Rivera, whose research interests involve art and architecture in modern Cuba, Haitian art, and the relationship of the art world and real estate development in contemporary Miami, has taught courses on Caribbean art, visual culture, and contemporary architecture in his time here. In his work, he has found a renewed appreciation for Grinnell.

“I’ve loved getting to work with students at an individual level. I’ve also had the wonderful opportunity to travel with students, both abroad and throughout the United States. As an art historian whose work focuses on modern architecture, it’s a unique privilege to visit sites and consider them in situ. I also get to know my students a lot more personally, something I have also experienced on brief class field trips within the Midwest,” Rivera said.

While these three professors have enjoyed their time at the College so far, they have also noticed certain areas where they feel change would be beneficial. Rivera said, “We are always too busy, myself included.

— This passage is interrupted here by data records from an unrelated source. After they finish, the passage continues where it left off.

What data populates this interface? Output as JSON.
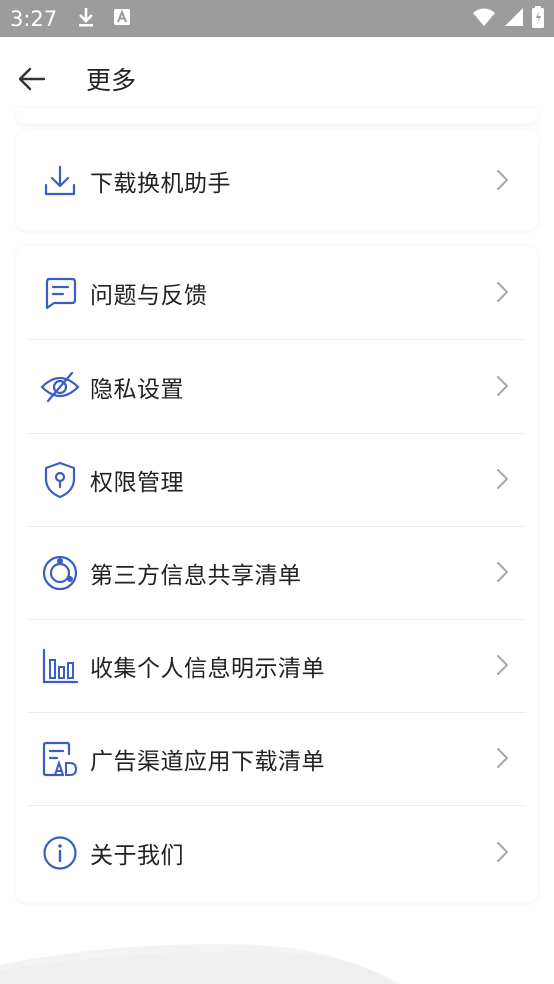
{
  "status_bar": {
    "time": "3:27"
  },
  "header": {
    "title": "更多"
  },
  "single_item": {
    "label": "下载换机助手",
    "icon": "download-icon"
  },
  "list_items": [
    {
      "label": "问题与反馈",
      "icon": "feedback-icon"
    },
    {
      "label": "隐私设置",
      "icon": "eye-off-icon"
    },
    {
      "label": "权限管理",
      "icon": "shield-icon"
    },
    {
      "label": "第三方信息共享清单",
      "icon": "orbit-icon"
    },
    {
      "label": "收集个人信息明示清单",
      "icon": "bar-chart-icon"
    },
    {
      "label": "广告渠道应用下载清单",
      "icon": "ad-document-icon"
    },
    {
      "label": "关于我们",
      "icon": "info-icon"
    }
  ],
  "colors": {
    "accent": "#3d5cc4",
    "statusbar": "#9c9c9c",
    "chevron": "#a8a8a8",
    "text": "#222222"
  }
}
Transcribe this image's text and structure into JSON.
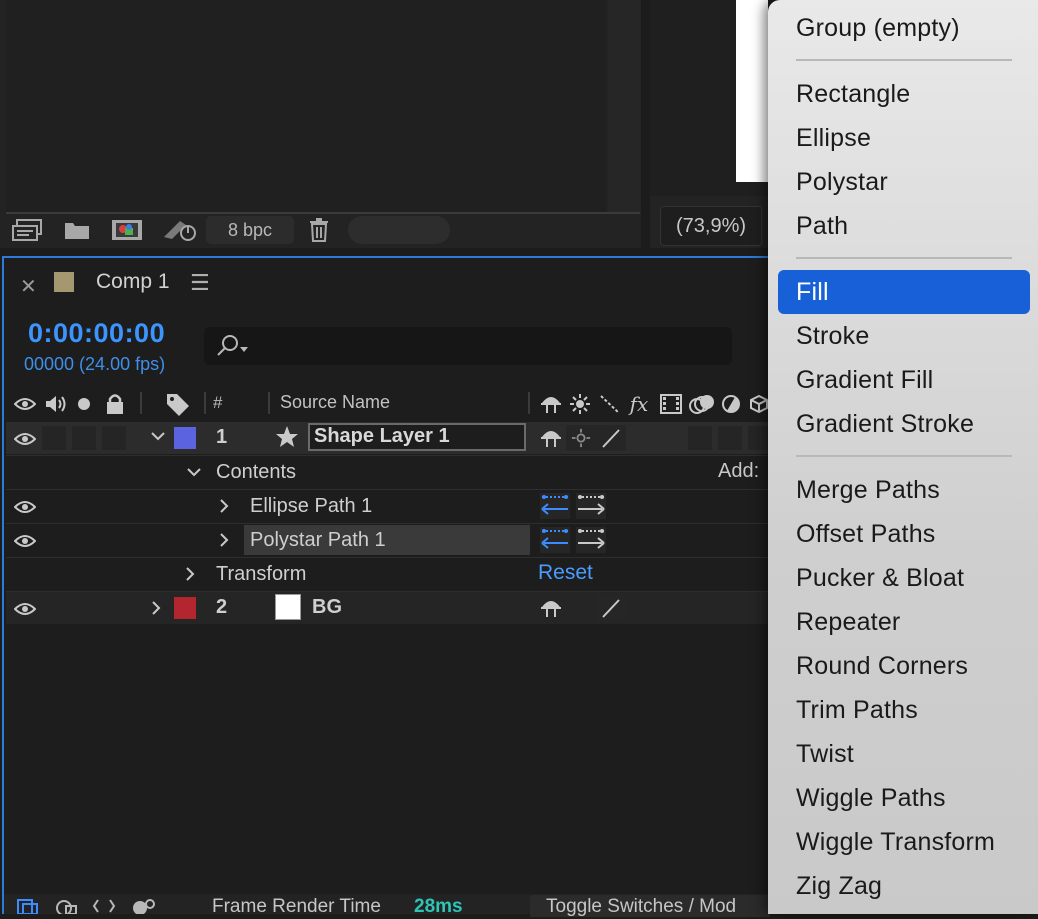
{
  "project_panel": {
    "bit_depth": "8 bpc"
  },
  "viewer": {
    "zoom": "(73,9%)"
  },
  "timeline": {
    "comp_name": "Comp 1",
    "timecode": "0:00:00:00",
    "frames": "00000 (24.00 fps)",
    "columns": {
      "number": "#",
      "source_name": "Source Name"
    },
    "add_label": "Add:",
    "layers": [
      {
        "number": "1",
        "name": "Shape Layer 1",
        "label_color": "#5b63e0"
      },
      {
        "number": "2",
        "name": "BG",
        "label_color": "#b3262e"
      }
    ],
    "contents_label": "Contents",
    "paths": [
      "Ellipse Path 1",
      "Polystar Path 1"
    ],
    "transform_label": "Transform",
    "reset_label": "Reset",
    "footer": {
      "frame_render_label": "Frame Render Time",
      "frame_render_value": "28ms",
      "toggle_label": "Toggle Switches / Mod"
    }
  },
  "context_menu": {
    "items": [
      "Group (empty)",
      "Rectangle",
      "Ellipse",
      "Polystar",
      "Path",
      "Fill",
      "Stroke",
      "Gradient Fill",
      "Gradient Stroke",
      "Merge Paths",
      "Offset Paths",
      "Pucker & Bloat",
      "Repeater",
      "Round Corners",
      "Trim Paths",
      "Twist",
      "Wiggle Paths",
      "Wiggle Transform",
      "Zig Zag"
    ],
    "highlighted": "Fill",
    "highlight_color": "#1760d8"
  },
  "colors": {
    "accent_blue": "#3c94ff",
    "render_time": "#2ec4b6",
    "comp_swatch": "#a59870"
  }
}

Sometimes in the stress of the semester you forget to breathe and appreciate how wonderful this place can be.”

Dawkins remarked on the curriculum, saying, “I think in general the student body would be well-served by having more ideological diversity. I know, there’s [been] a movement to diversify the curriculum, to include more voices. I think that’s a good thing. And I think I would like to see more ideas being introduced with students, rather than fewer.”

Lorden shared an all-too-relatable thought, saying, “I came directly from my PhD at UC Berkeley, and [the] -50 wind chill has certainly been different!”